Genç kız, varlığının derin kıvrımlarında gezinirken aynı zamanda uykusuz gözlerini her kırpışında hücum eden uykuyu bertaraf etmeye çalışıyordu. Birkaç dakikalık uykuyla yetinmeye çalışan bünyesi, uzun zamandır doğru düzgün kapanmamış ve onu, zihinsel sancılardan bir anlığına kurtaran uykunun hikmetinden muaf bırakmıştı. Bu anlarda, tekrar tiyatroya gidip fazladan mesai yapma fikrinde oyalansa da en azından zihnini başka yerlere yöneltebilmek için test kitabını önüne çekerek sorularla boğuşmayı tercih etmiş ve bedensel yorgunluğuna ek olarak zihinsel yorgunluğun farklı bir boyutunu da eklemişti. Günlük hayatının işleyişi ne denli yoğun olursa olsun bir saatlik uykuyla dahi kendine geldiğini bilen Su için, uykusuzluk büyük ölçüde engel oluyordu enerjisine. Hoş, zaten pek enerjik de sayılmazdı. Yine de bir şeylere baygın baygın bakıp uykuyu düşünmek yerine, bir parça da olsun etrafına göz gezdirebilirdi. 

Dün gece birkaç bira ile zihnini, yoğun ve sivri birer diken gibi meşgul eden, onu sıtmalı hasta gibi bir an titreten bir ansa cayır cayır yanarak tozun toprağın içinde kıvrandıran düşüncelerinden arınma amacıyla gecesini geçirmiş, daha sonra alkolün kendisini dinginleştirip aptallaştıracağı yerde duvardaki bir noktaya uzun uzun bakarak daha sancılı dehlizlere sürüklediğini fark etmesiyle gidip gecenin bir körü tekelden şarap almıştı. Arzu ettiği ölçüde onu sarhoş eden bu illete neredeyse müteşekkir kalarak tuvalete zor zekat yetişen adımlarının yorgunluğu ile kusmaktan bir hale gelmiş midesinin ağrısını hissediyordu şimdi. 

"Bok vardı da o kadar içtim!" diyordu içinden.
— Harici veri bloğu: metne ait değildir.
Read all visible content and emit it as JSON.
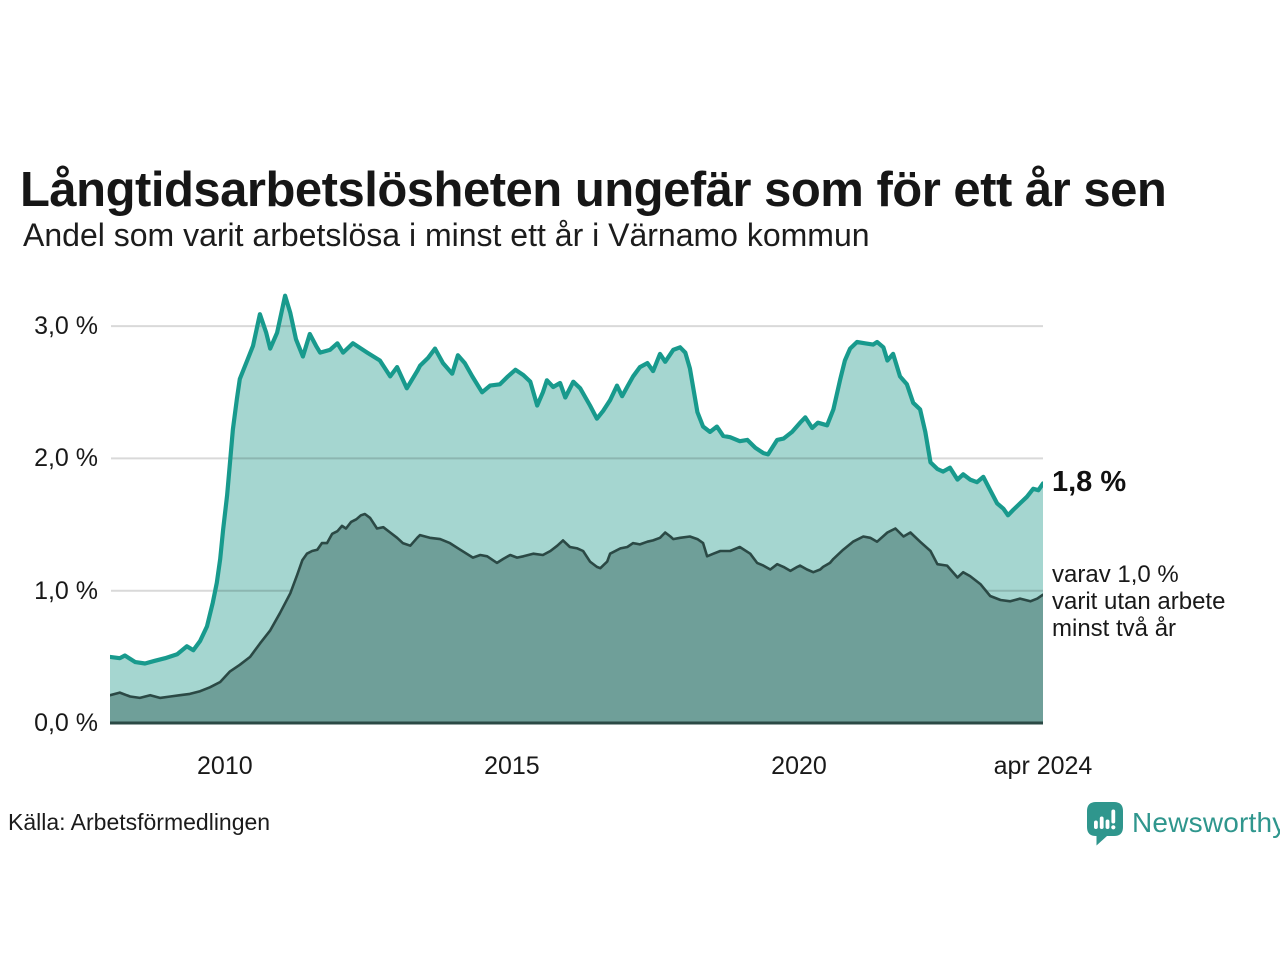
{
  "title": "Långtidsarbetslösheten ungefär som för ett år sen",
  "subtitle": "Andel som varit arbetslösa i minst ett år i Värnamo kommun",
  "source": "Källa: Arbetsförmedlingen",
  "logo": {
    "name": "Newsworthy",
    "icon": "bar-chart-speech-bubble-icon",
    "color": "#2f968d"
  },
  "annotations": {
    "latest_total": "1,8 %",
    "latest_two_years": "varav 1,0 %\nvarit utan arbete\nminst två år"
  },
  "colors": {
    "series1_line": "#189a8d",
    "series1_fill": "#a5d6d0",
    "series2_line": "#2b4945",
    "series2_fill": "#6f9f99",
    "gridline": "rgba(0,0,0,0.15)",
    "text": "#191919"
  },
  "chart_data": {
    "type": "area",
    "title": "Långtidsarbetslösheten ungefär som för ett år sen",
    "subtitle": "Andel som varit arbetslösa i minst ett år i Värnamo kommun",
    "xlabel": "",
    "ylabel": "",
    "grid": "horizontal",
    "legend_position": "none",
    "x_axis": {
      "range": [
        2008.0,
        2024.25
      ],
      "ticks": [
        {
          "label": "2010",
          "t": 2010.0
        },
        {
          "label": "2015",
          "t": 2015.0
        },
        {
          "label": "2020",
          "t": 2020.0
        },
        {
          "label": "apr 2024",
          "t": 2024.25
        }
      ]
    },
    "y_axis": {
      "range": [
        0,
        3.3
      ],
      "unit": "%",
      "ticks": [
        {
          "label": "3,0 %",
          "v": 3.0
        },
        {
          "label": "2,0 %",
          "v": 2.0
        },
        {
          "label": "1,0 %",
          "v": 1.0
        },
        {
          "label": "0,0 %",
          "v": 0.0
        }
      ],
      "gridlines": [
        1.0,
        2.0,
        3.0
      ]
    },
    "series": [
      {
        "name": "Andel arbetslösa minst ett år",
        "latest_value_label": "1,8 %",
        "points": [
          [
            2008.0,
            0.5
          ],
          [
            2008.17,
            0.49
          ],
          [
            2008.26,
            0.51
          ],
          [
            2008.44,
            0.46
          ],
          [
            2008.61,
            0.45
          ],
          [
            2008.78,
            0.47
          ],
          [
            2008.96,
            0.49
          ],
          [
            2009.17,
            0.52
          ],
          [
            2009.34,
            0.58
          ],
          [
            2009.45,
            0.55
          ],
          [
            2009.57,
            0.62
          ],
          [
            2009.69,
            0.73
          ],
          [
            2009.79,
            0.91
          ],
          [
            2009.86,
            1.06
          ],
          [
            2009.92,
            1.24
          ],
          [
            2009.97,
            1.46
          ],
          [
            2010.04,
            1.72
          ],
          [
            2010.09,
            1.97
          ],
          [
            2010.14,
            2.22
          ],
          [
            2010.21,
            2.45
          ],
          [
            2010.26,
            2.6
          ],
          [
            2010.39,
            2.74
          ],
          [
            2010.49,
            2.85
          ],
          [
            2010.61,
            3.09
          ],
          [
            2010.72,
            2.95
          ],
          [
            2010.79,
            2.83
          ],
          [
            2010.91,
            2.95
          ],
          [
            2011.05,
            3.23
          ],
          [
            2011.14,
            3.1
          ],
          [
            2011.24,
            2.9
          ],
          [
            2011.36,
            2.77
          ],
          [
            2011.48,
            2.94
          ],
          [
            2011.59,
            2.85
          ],
          [
            2011.66,
            2.8
          ],
          [
            2011.83,
            2.82
          ],
          [
            2011.96,
            2.87
          ],
          [
            2012.06,
            2.8
          ],
          [
            2012.23,
            2.87
          ],
          [
            2012.48,
            2.8
          ],
          [
            2012.7,
            2.74
          ],
          [
            2012.88,
            2.62
          ],
          [
            2013.0,
            2.69
          ],
          [
            2013.17,
            2.53
          ],
          [
            2013.35,
            2.66
          ],
          [
            2013.4,
            2.7
          ],
          [
            2013.54,
            2.76
          ],
          [
            2013.66,
            2.83
          ],
          [
            2013.8,
            2.72
          ],
          [
            2013.96,
            2.64
          ],
          [
            2014.06,
            2.78
          ],
          [
            2014.18,
            2.72
          ],
          [
            2014.31,
            2.62
          ],
          [
            2014.48,
            2.5
          ],
          [
            2014.62,
            2.55
          ],
          [
            2014.79,
            2.56
          ],
          [
            2014.93,
            2.62
          ],
          [
            2015.06,
            2.67
          ],
          [
            2015.2,
            2.63
          ],
          [
            2015.32,
            2.58
          ],
          [
            2015.44,
            2.4
          ],
          [
            2015.54,
            2.5
          ],
          [
            2015.61,
            2.59
          ],
          [
            2015.72,
            2.54
          ],
          [
            2015.84,
            2.57
          ],
          [
            2015.93,
            2.46
          ],
          [
            2016.07,
            2.58
          ],
          [
            2016.19,
            2.53
          ],
          [
            2016.36,
            2.4
          ],
          [
            2016.48,
            2.3
          ],
          [
            2016.59,
            2.36
          ],
          [
            2016.71,
            2.44
          ],
          [
            2016.83,
            2.55
          ],
          [
            2016.92,
            2.47
          ],
          [
            2017.02,
            2.55
          ],
          [
            2017.11,
            2.62
          ],
          [
            2017.23,
            2.69
          ],
          [
            2017.36,
            2.72
          ],
          [
            2017.46,
            2.66
          ],
          [
            2017.58,
            2.79
          ],
          [
            2017.67,
            2.73
          ],
          [
            2017.81,
            2.82
          ],
          [
            2017.93,
            2.84
          ],
          [
            2018.02,
            2.8
          ],
          [
            2018.1,
            2.68
          ],
          [
            2018.23,
            2.35
          ],
          [
            2018.33,
            2.24
          ],
          [
            2018.45,
            2.2
          ],
          [
            2018.57,
            2.24
          ],
          [
            2018.68,
            2.17
          ],
          [
            2018.8,
            2.16
          ],
          [
            2018.97,
            2.13
          ],
          [
            2019.1,
            2.14
          ],
          [
            2019.24,
            2.08
          ],
          [
            2019.38,
            2.04
          ],
          [
            2019.46,
            2.03
          ],
          [
            2019.62,
            2.14
          ],
          [
            2019.73,
            2.15
          ],
          [
            2019.88,
            2.2
          ],
          [
            2020.02,
            2.27
          ],
          [
            2020.11,
            2.31
          ],
          [
            2020.23,
            2.23
          ],
          [
            2020.33,
            2.27
          ],
          [
            2020.49,
            2.25
          ],
          [
            2020.6,
            2.37
          ],
          [
            2020.72,
            2.6
          ],
          [
            2020.8,
            2.74
          ],
          [
            2020.89,
            2.83
          ],
          [
            2021.01,
            2.88
          ],
          [
            2021.15,
            2.87
          ],
          [
            2021.29,
            2.86
          ],
          [
            2021.36,
            2.88
          ],
          [
            2021.47,
            2.84
          ],
          [
            2021.54,
            2.74
          ],
          [
            2021.64,
            2.79
          ],
          [
            2021.76,
            2.62
          ],
          [
            2021.88,
            2.56
          ],
          [
            2021.99,
            2.42
          ],
          [
            2022.11,
            2.37
          ],
          [
            2022.2,
            2.2
          ],
          [
            2022.29,
            1.97
          ],
          [
            2022.41,
            1.92
          ],
          [
            2022.51,
            1.9
          ],
          [
            2022.63,
            1.93
          ],
          [
            2022.76,
            1.84
          ],
          [
            2022.86,
            1.88
          ],
          [
            2022.98,
            1.84
          ],
          [
            2023.1,
            1.82
          ],
          [
            2023.21,
            1.86
          ],
          [
            2023.33,
            1.76
          ],
          [
            2023.45,
            1.66
          ],
          [
            2023.56,
            1.62
          ],
          [
            2023.64,
            1.57
          ],
          [
            2023.73,
            1.61
          ],
          [
            2023.85,
            1.66
          ],
          [
            2023.97,
            1.71
          ],
          [
            2024.08,
            1.77
          ],
          [
            2024.17,
            1.76
          ],
          [
            2024.25,
            1.81
          ]
        ]
      },
      {
        "name": "varav arbetslösa minst två år",
        "latest_value_label": "1,0 %",
        "points": [
          [
            2008.0,
            0.21
          ],
          [
            2008.17,
            0.23
          ],
          [
            2008.35,
            0.2
          ],
          [
            2008.52,
            0.19
          ],
          [
            2008.7,
            0.21
          ],
          [
            2008.87,
            0.19
          ],
          [
            2009.05,
            0.2
          ],
          [
            2009.22,
            0.21
          ],
          [
            2009.39,
            0.22
          ],
          [
            2009.57,
            0.24
          ],
          [
            2009.74,
            0.27
          ],
          [
            2009.92,
            0.31
          ],
          [
            2010.09,
            0.39
          ],
          [
            2010.26,
            0.44
          ],
          [
            2010.44,
            0.5
          ],
          [
            2010.61,
            0.6
          ],
          [
            2010.79,
            0.7
          ],
          [
            2010.96,
            0.83
          ],
          [
            2011.14,
            0.98
          ],
          [
            2011.26,
            1.12
          ],
          [
            2011.35,
            1.23
          ],
          [
            2011.43,
            1.28
          ],
          [
            2011.52,
            1.3
          ],
          [
            2011.61,
            1.31
          ],
          [
            2011.69,
            1.36
          ],
          [
            2011.78,
            1.36
          ],
          [
            2011.87,
            1.43
          ],
          [
            2011.96,
            1.45
          ],
          [
            2012.04,
            1.49
          ],
          [
            2012.11,
            1.47
          ],
          [
            2012.2,
            1.52
          ],
          [
            2012.29,
            1.54
          ],
          [
            2012.37,
            1.57
          ],
          [
            2012.44,
            1.58
          ],
          [
            2012.53,
            1.55
          ],
          [
            2012.65,
            1.47
          ],
          [
            2012.76,
            1.48
          ],
          [
            2012.88,
            1.44
          ],
          [
            2013.0,
            1.4
          ],
          [
            2013.1,
            1.36
          ],
          [
            2013.23,
            1.34
          ],
          [
            2013.35,
            1.4
          ],
          [
            2013.4,
            1.42
          ],
          [
            2013.57,
            1.4
          ],
          [
            2013.75,
            1.39
          ],
          [
            2013.92,
            1.36
          ],
          [
            2014.1,
            1.31
          ],
          [
            2014.32,
            1.25
          ],
          [
            2014.45,
            1.27
          ],
          [
            2014.57,
            1.26
          ],
          [
            2014.74,
            1.21
          ],
          [
            2014.85,
            1.24
          ],
          [
            2014.97,
            1.27
          ],
          [
            2015.09,
            1.25
          ],
          [
            2015.2,
            1.26
          ],
          [
            2015.37,
            1.28
          ],
          [
            2015.54,
            1.27
          ],
          [
            2015.67,
            1.3
          ],
          [
            2015.79,
            1.34
          ],
          [
            2015.89,
            1.38
          ],
          [
            2016.01,
            1.33
          ],
          [
            2016.14,
            1.32
          ],
          [
            2016.24,
            1.3
          ],
          [
            2016.36,
            1.22
          ],
          [
            2016.48,
            1.18
          ],
          [
            2016.54,
            1.17
          ],
          [
            2016.66,
            1.22
          ],
          [
            2016.71,
            1.28
          ],
          [
            2016.89,
            1.32
          ],
          [
            2017.01,
            1.33
          ],
          [
            2017.11,
            1.36
          ],
          [
            2017.23,
            1.35
          ],
          [
            2017.36,
            1.37
          ],
          [
            2017.46,
            1.38
          ],
          [
            2017.58,
            1.4
          ],
          [
            2017.67,
            1.44
          ],
          [
            2017.76,
            1.41
          ],
          [
            2017.81,
            1.39
          ],
          [
            2017.93,
            1.4
          ],
          [
            2018.1,
            1.41
          ],
          [
            2018.23,
            1.39
          ],
          [
            2018.33,
            1.36
          ],
          [
            2018.4,
            1.26
          ],
          [
            2018.51,
            1.28
          ],
          [
            2018.63,
            1.3
          ],
          [
            2018.8,
            1.3
          ],
          [
            2018.97,
            1.33
          ],
          [
            2019.15,
            1.28
          ],
          [
            2019.27,
            1.21
          ],
          [
            2019.38,
            1.19
          ],
          [
            2019.5,
            1.16
          ],
          [
            2019.62,
            1.2
          ],
          [
            2019.73,
            1.18
          ],
          [
            2019.85,
            1.15
          ],
          [
            2019.97,
            1.18
          ],
          [
            2020.02,
            1.19
          ],
          [
            2020.14,
            1.16
          ],
          [
            2020.25,
            1.14
          ],
          [
            2020.37,
            1.16
          ],
          [
            2020.42,
            1.18
          ],
          [
            2020.54,
            1.21
          ],
          [
            2020.6,
            1.24
          ],
          [
            2020.77,
            1.31
          ],
          [
            2020.94,
            1.37
          ],
          [
            2021.12,
            1.41
          ],
          [
            2021.24,
            1.4
          ],
          [
            2021.36,
            1.37
          ],
          [
            2021.54,
            1.44
          ],
          [
            2021.68,
            1.47
          ],
          [
            2021.82,
            1.41
          ],
          [
            2021.94,
            1.44
          ],
          [
            2022.11,
            1.37
          ],
          [
            2022.29,
            1.3
          ],
          [
            2022.41,
            1.2
          ],
          [
            2022.58,
            1.19
          ],
          [
            2022.76,
            1.1
          ],
          [
            2022.86,
            1.14
          ],
          [
            2022.98,
            1.11
          ],
          [
            2023.16,
            1.05
          ],
          [
            2023.33,
            0.96
          ],
          [
            2023.51,
            0.93
          ],
          [
            2023.68,
            0.92
          ],
          [
            2023.85,
            0.94
          ],
          [
            2024.03,
            0.92
          ],
          [
            2024.15,
            0.94
          ],
          [
            2024.25,
            0.97
          ]
        ]
      }
    ]
  }
}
Bir yere otursa anında uyuyakalacak denli zayıf düşmüş benliği için bu sitem birden ağır gelerek nefesini kesti, birkaç saniye olduğu yerde boş boş dikilerek kendini kontrol etmeye çabaladı. Üzerinde büyük bir umursamazlık geziniyordu; bu umursamazlığın gölgesi altında dershaneye gitmek, önemsemediği geleceği hakkında çabalamak, kendisini yoran ve anlamsız bulduğu bu yaşam gayesi içinde 'yorulmak' ve elde ettiklerinin de bomboş olan hayata karşı bir meşgale, sahte bir doluluk olduğunun bilincinde olmasına karşın sırf nefes aldığı için bunu devam ettirmek ona ölmeyi arzulatıyordu. Sırf nefes aldığı için yaşıyordu fakat bu yaşamak değildi. Bu sadece sanmaktı!

Dershanenin kapısından girdiğinde, birinci dersin bitmiş ikinci dersinse başlamak üzere olduğunu fark etti genç kadın. Tembel adımları sınıfın kapısında durduğunda, öğrencilerin soluklarının ve harlı bir soba gibi yanan kalorifer peteğinin sınıfta yarattığı sıcaklıkla yatağına girmiş gibi uzun uzun esnedi. Kapıdan çıkmak için onun eşikten geçmesini bekleyen iki öğrenciye buğulu gözlerinin ardından baktı ve geç gelen bir algıyla kapıdan usulca içeri girdi. Üzerindeki ceketi asmadan direkt masasına yöneldi ve nihayet uykunun derin yurduna, memleketini özlemiş bir gurbetçi gibi adımladı. Gözlerinin kapanmasına gerek dahi kalmadan ellerini kavuşturarak uyukladı. Henüz uyuyordu ki birisinin koluna usul usul dokunmasıyla şişmiş gözlerini kaldırdı. Başını kaldırmadan dudaklarının arasından bir mırıltıyı koyverdi, sesinin yankılandığını hissettiğinde anlamayarak başını kaldırdı. Gözleri, önünde ve etrafında dizili boş masalarda gezinirken askılıkta tek kıyafetin ve çantanın olmamasına neredeyse afallayarak baktı. Kendini, algısının beş yaşındaki bebekten hallice oluşundan dolayı hiç olmadığı denli aptal hissediyordu fakat uykudan uyanınca insanın üzerine birkaç saniyeliğine yüklenen dünyadan ırak, uzak diyarlardan birinde serin bir ağacın gölgeliğinde tasasızca uyuyan bir çoban misali oluşun nimetini de doyasıya çıkarmak için bu aptallıktan arınmaya çalışmadı. Gözleri, sınıftaki boşluğu tarayıp kendisini sarsan elin sahibine gelince Emine'nin ciddi yüzüyle karşılaştı. Birkaç saniye onu algılamak için bekledi; Emine ise bu müddet boyunca genç kadının uyku mahmuru yüzünün onda çağrıştırdığı saf ve masum zamanların çocukluğundan arınmaya çalışıyordu. En nihayetinde birbirlerini, göstermek istedikleri gibi buldular. Emine bu çocukluktan sıyrılamadığı halde sıyrılmış gibi davranarak, Su ise umursamazlığının gölgesinde geriye yaslanıp dikkatle Emine'yi izleyerek. 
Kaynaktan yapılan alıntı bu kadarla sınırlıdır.